Yesung melirik jam silver dipergelangan tangan kirinya. "err.. Selamat tidur." Tentu janggal di siang hari terik ini, Yesung mengucapkan selamat malam.

Yesung berjalan perlahan menuju pintu mahoni yang merupakan akses keluar satu-satunya dari kamar itu. Sesekali dia masih menolehkan kepalanya melirik Siwon yang napasnya semakin lembut, tak ada gerakan berarti kecuali dadanya yang bergerak naik turun. Mata obsidiannya tertutup sempurna, tangan kanan yang menjadi alas kepalanya tak juga bergerak, padahal disana ada luka yang cukup serius. Yesung menghela napasnya sebelum menyentuh pintu mahoni itu.

Kedua kelopak mata itu kembali terbuka, bunyi suara pintu yang tertutup seperti otomatis membuka sekrup yang menutup kedua matanya.

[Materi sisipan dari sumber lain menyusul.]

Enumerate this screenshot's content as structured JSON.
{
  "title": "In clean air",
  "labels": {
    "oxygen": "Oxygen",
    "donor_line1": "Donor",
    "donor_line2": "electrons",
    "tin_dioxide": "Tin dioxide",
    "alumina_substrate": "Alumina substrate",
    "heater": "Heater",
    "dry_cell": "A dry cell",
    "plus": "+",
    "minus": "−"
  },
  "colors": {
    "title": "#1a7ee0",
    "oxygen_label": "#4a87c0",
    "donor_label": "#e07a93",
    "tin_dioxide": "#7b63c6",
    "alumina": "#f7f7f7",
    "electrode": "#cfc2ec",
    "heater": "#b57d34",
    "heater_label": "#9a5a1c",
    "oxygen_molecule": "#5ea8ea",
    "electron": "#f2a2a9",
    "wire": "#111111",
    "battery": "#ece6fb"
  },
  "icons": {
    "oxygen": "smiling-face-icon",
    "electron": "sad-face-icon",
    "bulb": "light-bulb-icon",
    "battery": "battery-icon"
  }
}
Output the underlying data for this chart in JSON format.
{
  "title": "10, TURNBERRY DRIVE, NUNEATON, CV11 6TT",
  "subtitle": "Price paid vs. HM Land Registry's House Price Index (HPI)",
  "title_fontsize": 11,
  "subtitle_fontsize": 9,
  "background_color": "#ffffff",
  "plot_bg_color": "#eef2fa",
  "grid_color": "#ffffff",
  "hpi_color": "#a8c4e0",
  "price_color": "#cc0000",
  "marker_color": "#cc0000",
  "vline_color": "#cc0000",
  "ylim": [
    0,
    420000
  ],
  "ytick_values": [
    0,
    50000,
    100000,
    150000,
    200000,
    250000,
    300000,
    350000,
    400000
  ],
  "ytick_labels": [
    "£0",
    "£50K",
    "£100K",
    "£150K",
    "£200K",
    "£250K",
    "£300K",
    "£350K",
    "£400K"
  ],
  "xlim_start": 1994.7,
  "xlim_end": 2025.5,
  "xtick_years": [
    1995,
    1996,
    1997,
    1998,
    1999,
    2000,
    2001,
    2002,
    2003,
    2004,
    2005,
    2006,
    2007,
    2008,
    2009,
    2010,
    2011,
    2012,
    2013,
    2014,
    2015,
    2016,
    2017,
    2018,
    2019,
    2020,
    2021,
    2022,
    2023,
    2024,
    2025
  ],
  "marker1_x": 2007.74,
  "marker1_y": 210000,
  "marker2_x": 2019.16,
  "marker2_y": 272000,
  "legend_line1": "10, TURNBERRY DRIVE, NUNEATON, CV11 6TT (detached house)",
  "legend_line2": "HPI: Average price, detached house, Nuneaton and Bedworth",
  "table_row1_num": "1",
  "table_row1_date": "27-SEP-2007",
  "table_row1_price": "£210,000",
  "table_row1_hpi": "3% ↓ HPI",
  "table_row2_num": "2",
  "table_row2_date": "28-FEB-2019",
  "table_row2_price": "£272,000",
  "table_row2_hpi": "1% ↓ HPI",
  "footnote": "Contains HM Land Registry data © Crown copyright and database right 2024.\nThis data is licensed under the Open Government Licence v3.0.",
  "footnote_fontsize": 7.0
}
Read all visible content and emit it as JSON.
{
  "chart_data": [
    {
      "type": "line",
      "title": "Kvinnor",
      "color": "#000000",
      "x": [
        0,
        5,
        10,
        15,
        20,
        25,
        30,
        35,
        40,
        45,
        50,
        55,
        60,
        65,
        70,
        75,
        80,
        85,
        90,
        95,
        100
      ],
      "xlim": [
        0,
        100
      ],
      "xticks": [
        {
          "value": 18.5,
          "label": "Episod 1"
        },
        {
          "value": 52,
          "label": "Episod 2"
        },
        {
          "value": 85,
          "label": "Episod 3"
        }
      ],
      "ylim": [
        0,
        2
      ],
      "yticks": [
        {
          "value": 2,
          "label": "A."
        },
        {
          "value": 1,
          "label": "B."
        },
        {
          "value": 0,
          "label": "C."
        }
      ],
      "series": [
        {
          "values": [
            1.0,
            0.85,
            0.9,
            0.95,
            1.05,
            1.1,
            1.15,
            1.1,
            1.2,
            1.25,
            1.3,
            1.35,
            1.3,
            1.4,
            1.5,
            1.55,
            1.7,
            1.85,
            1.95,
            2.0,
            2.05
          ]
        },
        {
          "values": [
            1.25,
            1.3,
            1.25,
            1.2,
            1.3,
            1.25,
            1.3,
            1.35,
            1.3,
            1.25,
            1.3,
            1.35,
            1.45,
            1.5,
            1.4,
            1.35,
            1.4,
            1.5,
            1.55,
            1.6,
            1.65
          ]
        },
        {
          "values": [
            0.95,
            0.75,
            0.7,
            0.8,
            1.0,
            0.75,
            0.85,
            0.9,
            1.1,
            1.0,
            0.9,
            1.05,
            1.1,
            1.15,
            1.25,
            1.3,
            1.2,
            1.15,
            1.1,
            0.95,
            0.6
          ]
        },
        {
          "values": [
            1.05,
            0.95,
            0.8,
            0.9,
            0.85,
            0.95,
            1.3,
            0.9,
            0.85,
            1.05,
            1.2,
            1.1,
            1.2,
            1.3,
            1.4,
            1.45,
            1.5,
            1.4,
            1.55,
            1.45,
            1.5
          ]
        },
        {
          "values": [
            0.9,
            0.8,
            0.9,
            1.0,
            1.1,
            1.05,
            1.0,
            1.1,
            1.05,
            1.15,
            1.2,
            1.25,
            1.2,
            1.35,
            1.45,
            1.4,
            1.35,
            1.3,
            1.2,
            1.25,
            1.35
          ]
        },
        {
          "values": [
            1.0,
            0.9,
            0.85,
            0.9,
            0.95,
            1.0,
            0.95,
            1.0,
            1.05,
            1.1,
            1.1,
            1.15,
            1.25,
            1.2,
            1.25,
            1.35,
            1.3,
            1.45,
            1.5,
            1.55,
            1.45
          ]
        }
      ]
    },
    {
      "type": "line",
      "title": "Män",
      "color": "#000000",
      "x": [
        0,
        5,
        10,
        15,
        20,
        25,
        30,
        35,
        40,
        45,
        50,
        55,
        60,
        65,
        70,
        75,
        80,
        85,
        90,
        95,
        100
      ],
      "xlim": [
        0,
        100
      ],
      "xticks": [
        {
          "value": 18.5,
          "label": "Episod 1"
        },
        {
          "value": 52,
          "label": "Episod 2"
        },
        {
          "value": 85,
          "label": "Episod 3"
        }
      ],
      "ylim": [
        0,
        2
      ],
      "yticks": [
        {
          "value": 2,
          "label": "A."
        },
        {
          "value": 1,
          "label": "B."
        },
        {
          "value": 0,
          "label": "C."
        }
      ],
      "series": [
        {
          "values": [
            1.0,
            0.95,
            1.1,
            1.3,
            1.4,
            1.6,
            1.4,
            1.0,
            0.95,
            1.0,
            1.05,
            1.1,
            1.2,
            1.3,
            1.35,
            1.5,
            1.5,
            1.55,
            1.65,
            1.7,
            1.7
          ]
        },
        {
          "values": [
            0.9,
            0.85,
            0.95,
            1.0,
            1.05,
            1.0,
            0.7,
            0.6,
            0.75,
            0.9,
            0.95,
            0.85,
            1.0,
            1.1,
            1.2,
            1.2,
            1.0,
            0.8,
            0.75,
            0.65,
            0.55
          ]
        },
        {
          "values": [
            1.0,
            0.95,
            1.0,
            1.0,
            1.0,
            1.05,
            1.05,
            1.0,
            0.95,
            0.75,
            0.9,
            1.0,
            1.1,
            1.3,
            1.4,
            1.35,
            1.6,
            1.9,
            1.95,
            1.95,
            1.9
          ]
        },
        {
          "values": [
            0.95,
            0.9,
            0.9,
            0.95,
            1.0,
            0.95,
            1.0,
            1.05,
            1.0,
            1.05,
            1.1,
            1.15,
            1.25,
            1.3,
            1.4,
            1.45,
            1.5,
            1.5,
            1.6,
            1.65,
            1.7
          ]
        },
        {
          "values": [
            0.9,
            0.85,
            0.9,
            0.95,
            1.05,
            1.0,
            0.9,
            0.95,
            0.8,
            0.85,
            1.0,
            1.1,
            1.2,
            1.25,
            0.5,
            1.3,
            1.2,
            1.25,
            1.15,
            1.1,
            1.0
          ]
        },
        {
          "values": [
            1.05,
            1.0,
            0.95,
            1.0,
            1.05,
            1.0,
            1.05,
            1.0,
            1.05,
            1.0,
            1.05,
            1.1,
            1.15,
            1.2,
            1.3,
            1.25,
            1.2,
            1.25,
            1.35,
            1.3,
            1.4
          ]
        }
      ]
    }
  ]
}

"Pikiranmu sama denganku." Dia tersenyum sangat manis, entah kepada siapa? "Tapi kumohon jaga dia, walaupun saat ini dia belum ada di pihak kita." Siwon kembali menarik bedcovernya sehingga menutupi sebagian dari mukanya, tapi senyuman manis dengan dimple itu dapat terlihat dengan jelas.

.

.

.

Leeteuk mengelus tengkuknya dengan gugup, entah kenapa aira perpustakaan ini mendadak berubah suram padahal beberapa menit yang lalu tidak seperti ini. Leeteuk melirik rak-rak tua yang menjulang tinggi, dia dapat mendengar suara-suara kecil yang terbawa oleh angin yang menyentuh gendang telinganya. Leeteuk berjalan perlahan, pria berumur 25 tahun itu sepertinya ingin segera pergi dari tempat ini terlihat dari langkahnya yang tergesa-gesa.

Kriikk

Leeteuk menoleh kebelakang, entah apa yang dia cari, tak ada jendela diruangan ini hanya ada beberapa ventilasi udara yang membuat ruang perpustakaan ini sumpek. Lampu-lampu disini juga tak terawat lagi, hanya ada satu atau dua lampu yang masih menyala. Rak-rak menjulang sampai ke atap membuat cahaya seakan enggan masuk, bahkan dari celah buku sekalipun.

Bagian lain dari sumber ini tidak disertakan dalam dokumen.